Prove Theorem 3.1 which states:
For any two functions \(f(n)\) and \(g(n)\), we have \(f(n) = \Theta(g(n))\) if and only if \(f(n) = O(g(n)\)) and \(f(n) = \Omega(g(n))\).
Suppose \(f(n) = \Theta(g(n))\). Then, by definition there exist positive constants \(c_1\), \(c_2\), and \(n_0\) such that \(0 \leq c_1g(n) \leq f(n) \leq c_2g(n) \ \forall \ n \geq n_0\). Due to the existence of \(c_1\) and \(n_0\), it is true that \(0 \leq c_1g(n) \leq f(n) \ \forall \ n \geq n_0 \implies f(n) = \Omega(g(n))\). Likewise the existence of \(c_2\) and \(n_0\) make it true that \(0 \leq f(n) \leq c_2g(n) \ \forall \ n \geq n_0 \implies f(n) = O(g(n))\).
That being said, the “if and only if” wording means we must also prove that the inverse holds as well.
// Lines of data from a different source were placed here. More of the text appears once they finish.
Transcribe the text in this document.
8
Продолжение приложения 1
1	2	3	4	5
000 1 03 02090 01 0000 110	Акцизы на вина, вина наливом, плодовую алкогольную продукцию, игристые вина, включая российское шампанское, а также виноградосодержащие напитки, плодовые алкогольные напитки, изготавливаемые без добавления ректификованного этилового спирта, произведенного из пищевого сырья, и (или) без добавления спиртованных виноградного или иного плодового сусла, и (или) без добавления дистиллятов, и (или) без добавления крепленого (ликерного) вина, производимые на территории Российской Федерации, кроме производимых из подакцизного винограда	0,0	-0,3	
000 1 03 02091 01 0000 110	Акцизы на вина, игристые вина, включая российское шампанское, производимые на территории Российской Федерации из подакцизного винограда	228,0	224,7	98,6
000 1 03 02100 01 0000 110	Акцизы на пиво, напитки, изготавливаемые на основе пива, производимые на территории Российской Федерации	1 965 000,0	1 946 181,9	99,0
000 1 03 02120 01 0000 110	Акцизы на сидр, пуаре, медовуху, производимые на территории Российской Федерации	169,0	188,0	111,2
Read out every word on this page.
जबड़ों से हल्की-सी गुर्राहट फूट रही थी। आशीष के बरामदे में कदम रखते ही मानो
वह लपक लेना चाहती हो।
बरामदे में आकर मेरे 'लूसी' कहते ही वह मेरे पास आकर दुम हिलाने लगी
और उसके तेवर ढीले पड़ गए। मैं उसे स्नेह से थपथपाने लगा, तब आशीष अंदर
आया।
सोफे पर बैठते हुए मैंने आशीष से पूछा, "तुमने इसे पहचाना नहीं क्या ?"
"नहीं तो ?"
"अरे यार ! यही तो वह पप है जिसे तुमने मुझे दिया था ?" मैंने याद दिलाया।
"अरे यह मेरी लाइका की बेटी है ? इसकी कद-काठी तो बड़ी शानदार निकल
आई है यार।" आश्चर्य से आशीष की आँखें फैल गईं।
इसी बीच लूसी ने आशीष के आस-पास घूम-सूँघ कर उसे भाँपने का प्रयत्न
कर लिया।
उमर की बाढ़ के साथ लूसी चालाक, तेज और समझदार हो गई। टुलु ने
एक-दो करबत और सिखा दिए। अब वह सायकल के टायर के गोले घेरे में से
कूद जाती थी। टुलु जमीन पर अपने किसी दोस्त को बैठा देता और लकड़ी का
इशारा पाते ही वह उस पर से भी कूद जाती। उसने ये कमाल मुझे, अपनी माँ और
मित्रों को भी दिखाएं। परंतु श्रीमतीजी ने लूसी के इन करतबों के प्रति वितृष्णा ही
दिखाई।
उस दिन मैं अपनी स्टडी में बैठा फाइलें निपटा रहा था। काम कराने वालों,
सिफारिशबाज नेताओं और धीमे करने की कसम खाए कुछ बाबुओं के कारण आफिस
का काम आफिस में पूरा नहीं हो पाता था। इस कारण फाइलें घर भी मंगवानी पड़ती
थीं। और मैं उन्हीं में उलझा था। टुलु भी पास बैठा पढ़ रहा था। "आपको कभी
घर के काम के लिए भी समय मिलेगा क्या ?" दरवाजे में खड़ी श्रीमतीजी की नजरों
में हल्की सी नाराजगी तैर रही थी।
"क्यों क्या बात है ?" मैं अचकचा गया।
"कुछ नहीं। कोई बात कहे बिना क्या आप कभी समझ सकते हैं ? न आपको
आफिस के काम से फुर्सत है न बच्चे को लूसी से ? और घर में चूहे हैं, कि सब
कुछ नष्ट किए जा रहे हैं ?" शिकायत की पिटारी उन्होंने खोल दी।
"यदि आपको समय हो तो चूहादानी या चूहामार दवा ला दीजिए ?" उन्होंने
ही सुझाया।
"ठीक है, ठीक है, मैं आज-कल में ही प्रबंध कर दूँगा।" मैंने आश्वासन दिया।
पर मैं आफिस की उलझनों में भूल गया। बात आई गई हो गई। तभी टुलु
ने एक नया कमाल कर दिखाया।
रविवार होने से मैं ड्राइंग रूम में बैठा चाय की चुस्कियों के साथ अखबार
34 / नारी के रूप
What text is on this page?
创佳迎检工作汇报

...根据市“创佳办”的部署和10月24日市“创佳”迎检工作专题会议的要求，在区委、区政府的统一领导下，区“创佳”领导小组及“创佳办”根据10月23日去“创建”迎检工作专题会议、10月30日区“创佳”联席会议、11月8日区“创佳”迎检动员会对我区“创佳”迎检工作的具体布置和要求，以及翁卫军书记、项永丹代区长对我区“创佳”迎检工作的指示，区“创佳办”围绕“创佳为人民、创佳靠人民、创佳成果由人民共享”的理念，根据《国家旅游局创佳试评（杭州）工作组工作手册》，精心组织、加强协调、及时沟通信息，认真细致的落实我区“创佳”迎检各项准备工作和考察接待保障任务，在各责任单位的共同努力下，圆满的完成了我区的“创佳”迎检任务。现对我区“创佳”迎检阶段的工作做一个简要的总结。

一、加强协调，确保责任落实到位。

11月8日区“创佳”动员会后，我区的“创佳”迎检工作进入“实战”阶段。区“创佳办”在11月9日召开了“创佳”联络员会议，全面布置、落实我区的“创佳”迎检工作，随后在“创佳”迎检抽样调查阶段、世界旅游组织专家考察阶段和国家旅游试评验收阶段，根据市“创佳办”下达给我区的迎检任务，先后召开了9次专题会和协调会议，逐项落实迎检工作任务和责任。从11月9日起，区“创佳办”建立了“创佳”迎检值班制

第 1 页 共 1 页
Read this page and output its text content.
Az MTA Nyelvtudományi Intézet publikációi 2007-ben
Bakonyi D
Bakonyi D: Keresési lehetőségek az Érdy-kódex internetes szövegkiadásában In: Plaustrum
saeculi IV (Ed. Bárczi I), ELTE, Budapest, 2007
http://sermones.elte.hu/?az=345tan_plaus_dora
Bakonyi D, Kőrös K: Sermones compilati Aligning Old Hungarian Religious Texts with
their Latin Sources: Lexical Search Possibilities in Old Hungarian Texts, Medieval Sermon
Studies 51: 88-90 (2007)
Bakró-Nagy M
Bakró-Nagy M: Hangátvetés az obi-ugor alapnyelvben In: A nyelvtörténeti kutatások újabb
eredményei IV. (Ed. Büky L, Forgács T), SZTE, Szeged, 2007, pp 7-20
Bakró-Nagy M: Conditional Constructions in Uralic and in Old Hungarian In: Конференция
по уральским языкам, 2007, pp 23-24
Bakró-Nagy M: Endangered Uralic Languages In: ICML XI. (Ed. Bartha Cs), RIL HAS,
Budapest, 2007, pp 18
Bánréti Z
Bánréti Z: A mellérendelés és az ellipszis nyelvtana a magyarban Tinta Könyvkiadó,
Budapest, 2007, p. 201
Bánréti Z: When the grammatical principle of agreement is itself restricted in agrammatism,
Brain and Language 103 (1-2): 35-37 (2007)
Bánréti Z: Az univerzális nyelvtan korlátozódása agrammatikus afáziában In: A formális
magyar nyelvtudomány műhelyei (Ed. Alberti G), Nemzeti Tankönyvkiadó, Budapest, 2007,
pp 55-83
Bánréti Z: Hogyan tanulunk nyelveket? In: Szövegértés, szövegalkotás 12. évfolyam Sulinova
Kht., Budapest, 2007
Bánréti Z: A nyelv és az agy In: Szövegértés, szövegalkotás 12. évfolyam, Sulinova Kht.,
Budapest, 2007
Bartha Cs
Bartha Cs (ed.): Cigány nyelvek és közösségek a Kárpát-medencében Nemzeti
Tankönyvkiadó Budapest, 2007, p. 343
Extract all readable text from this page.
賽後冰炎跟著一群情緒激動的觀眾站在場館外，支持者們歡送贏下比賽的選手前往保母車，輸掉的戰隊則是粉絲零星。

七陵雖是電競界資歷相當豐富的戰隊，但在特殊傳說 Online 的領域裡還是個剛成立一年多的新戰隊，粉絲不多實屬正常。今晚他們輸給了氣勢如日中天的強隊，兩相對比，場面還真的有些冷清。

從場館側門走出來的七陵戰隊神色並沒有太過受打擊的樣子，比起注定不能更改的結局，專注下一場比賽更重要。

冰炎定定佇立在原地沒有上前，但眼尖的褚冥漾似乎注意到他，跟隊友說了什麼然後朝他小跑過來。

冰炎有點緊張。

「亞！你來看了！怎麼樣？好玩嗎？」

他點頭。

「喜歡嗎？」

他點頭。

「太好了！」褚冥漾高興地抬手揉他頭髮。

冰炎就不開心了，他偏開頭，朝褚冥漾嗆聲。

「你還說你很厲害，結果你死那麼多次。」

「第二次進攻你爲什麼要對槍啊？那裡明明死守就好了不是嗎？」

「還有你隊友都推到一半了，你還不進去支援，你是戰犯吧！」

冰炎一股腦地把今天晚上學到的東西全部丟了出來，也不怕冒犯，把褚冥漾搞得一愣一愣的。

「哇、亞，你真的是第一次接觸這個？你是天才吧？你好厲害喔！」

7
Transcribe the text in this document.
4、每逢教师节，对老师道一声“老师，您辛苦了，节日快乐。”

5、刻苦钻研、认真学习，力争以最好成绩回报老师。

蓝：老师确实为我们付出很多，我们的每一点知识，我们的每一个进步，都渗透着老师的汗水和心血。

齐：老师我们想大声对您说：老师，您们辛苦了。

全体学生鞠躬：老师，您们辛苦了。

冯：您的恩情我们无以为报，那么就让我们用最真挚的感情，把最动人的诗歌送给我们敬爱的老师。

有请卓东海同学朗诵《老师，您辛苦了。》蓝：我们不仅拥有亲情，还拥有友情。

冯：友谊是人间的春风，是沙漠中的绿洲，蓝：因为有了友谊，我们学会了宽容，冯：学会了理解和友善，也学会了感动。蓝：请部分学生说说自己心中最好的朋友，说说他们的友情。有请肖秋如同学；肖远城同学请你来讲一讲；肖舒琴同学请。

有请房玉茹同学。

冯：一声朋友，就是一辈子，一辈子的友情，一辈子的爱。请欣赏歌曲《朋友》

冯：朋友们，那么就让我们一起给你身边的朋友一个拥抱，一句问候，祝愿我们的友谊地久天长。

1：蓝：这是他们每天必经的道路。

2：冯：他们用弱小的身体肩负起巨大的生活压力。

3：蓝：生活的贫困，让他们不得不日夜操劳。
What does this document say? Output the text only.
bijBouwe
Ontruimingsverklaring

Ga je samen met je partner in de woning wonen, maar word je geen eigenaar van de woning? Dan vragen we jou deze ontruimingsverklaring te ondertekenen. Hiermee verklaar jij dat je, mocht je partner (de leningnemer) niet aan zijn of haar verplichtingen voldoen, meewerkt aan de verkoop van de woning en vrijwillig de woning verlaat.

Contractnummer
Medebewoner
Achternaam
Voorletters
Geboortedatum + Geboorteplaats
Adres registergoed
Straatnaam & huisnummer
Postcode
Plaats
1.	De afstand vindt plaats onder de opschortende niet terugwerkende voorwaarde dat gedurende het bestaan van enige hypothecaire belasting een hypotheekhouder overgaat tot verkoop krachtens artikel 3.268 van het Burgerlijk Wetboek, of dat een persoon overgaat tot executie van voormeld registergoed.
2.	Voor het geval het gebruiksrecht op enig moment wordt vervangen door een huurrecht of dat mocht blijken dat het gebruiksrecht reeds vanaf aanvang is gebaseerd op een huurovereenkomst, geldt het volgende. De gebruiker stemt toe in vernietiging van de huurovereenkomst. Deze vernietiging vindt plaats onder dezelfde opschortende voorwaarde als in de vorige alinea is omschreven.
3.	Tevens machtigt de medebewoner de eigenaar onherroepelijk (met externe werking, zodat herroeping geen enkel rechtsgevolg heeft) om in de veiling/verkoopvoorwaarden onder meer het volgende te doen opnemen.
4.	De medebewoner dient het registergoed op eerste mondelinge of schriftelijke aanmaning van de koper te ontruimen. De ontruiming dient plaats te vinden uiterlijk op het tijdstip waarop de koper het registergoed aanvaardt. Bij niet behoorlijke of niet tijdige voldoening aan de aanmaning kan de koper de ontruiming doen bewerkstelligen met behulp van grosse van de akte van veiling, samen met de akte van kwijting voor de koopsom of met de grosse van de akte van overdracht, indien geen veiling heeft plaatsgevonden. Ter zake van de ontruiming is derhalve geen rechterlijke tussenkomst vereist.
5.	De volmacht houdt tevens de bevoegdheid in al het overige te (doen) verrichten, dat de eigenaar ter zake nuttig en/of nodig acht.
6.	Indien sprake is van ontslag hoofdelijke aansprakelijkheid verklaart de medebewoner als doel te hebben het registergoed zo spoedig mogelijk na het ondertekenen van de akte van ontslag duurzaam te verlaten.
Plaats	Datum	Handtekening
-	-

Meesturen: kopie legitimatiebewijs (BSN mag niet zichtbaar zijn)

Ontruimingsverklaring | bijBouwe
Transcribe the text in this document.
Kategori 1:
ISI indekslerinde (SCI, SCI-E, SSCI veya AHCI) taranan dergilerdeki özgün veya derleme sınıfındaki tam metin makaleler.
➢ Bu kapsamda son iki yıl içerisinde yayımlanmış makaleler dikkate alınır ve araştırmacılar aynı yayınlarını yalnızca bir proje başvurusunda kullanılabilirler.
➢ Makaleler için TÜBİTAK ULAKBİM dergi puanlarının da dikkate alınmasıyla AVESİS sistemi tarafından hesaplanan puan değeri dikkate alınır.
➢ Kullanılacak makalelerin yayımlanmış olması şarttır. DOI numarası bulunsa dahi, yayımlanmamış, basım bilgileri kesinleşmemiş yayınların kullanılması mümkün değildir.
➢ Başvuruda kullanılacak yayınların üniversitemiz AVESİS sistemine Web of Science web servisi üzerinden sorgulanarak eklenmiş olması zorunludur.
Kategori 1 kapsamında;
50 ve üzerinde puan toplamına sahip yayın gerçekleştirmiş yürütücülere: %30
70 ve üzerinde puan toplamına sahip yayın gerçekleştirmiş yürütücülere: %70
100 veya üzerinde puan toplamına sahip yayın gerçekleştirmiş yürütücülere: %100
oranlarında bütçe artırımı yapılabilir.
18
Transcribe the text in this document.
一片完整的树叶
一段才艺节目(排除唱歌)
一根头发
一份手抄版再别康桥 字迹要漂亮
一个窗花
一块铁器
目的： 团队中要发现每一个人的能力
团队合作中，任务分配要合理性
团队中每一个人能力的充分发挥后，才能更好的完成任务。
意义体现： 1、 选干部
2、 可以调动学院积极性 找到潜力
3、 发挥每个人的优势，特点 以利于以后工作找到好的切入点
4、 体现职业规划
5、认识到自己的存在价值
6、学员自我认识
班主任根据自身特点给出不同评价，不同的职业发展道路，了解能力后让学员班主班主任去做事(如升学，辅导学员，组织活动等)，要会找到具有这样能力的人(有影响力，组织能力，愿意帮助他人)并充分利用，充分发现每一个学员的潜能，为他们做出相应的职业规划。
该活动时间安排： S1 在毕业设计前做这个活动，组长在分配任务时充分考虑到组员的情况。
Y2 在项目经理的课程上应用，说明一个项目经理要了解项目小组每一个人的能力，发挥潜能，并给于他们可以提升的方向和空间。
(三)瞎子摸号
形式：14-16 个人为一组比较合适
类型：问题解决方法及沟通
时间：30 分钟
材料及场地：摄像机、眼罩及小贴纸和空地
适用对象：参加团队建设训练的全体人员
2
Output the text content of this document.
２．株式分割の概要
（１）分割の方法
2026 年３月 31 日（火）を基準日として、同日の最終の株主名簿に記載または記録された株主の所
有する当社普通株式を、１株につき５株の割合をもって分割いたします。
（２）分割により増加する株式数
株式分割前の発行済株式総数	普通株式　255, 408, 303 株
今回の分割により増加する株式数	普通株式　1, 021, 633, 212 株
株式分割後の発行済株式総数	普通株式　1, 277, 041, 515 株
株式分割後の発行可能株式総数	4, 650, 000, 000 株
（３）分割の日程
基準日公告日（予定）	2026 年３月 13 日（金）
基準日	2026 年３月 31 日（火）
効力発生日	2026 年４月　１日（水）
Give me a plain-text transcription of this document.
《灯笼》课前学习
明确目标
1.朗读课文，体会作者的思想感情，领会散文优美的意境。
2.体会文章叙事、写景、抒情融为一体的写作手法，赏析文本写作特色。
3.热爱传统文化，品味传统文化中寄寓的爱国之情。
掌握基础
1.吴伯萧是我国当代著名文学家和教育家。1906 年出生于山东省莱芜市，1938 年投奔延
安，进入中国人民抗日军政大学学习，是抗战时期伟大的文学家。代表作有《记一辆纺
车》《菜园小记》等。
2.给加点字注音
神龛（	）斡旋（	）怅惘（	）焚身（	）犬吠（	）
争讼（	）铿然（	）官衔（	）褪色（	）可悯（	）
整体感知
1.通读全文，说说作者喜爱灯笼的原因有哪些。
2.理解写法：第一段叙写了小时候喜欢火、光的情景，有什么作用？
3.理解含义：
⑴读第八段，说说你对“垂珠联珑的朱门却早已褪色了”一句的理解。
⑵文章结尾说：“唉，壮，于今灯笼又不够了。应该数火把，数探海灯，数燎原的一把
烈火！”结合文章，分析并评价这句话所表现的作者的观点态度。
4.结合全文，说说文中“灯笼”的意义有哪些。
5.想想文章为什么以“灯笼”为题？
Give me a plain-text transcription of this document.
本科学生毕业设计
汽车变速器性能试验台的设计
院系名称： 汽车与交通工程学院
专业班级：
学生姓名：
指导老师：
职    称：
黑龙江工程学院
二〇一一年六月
Suppose \(f(n) = O(g(n))\) and \(f(n) = \Omega(g(n))\). Then, by definition there exist positive constants \(c_a\), \(c_b\), \(n_{a}\) and \(n_{b}\) such that:
\[0 \leq c_ag(n) \leq f(n) \ \forall \ n > n_a\] \[0 \leq f(n) \leq c_bg(n) \ \forall \ n > n_b\]By setting \(n_c = \max(n_a, n_b)\) we can combine these two inequalities:
\[0 \leq c_ag(n) \leq f(n) \leq c_bg(n) \ \forall \ n > n_c \implies f(n) = \Theta(g(n))\]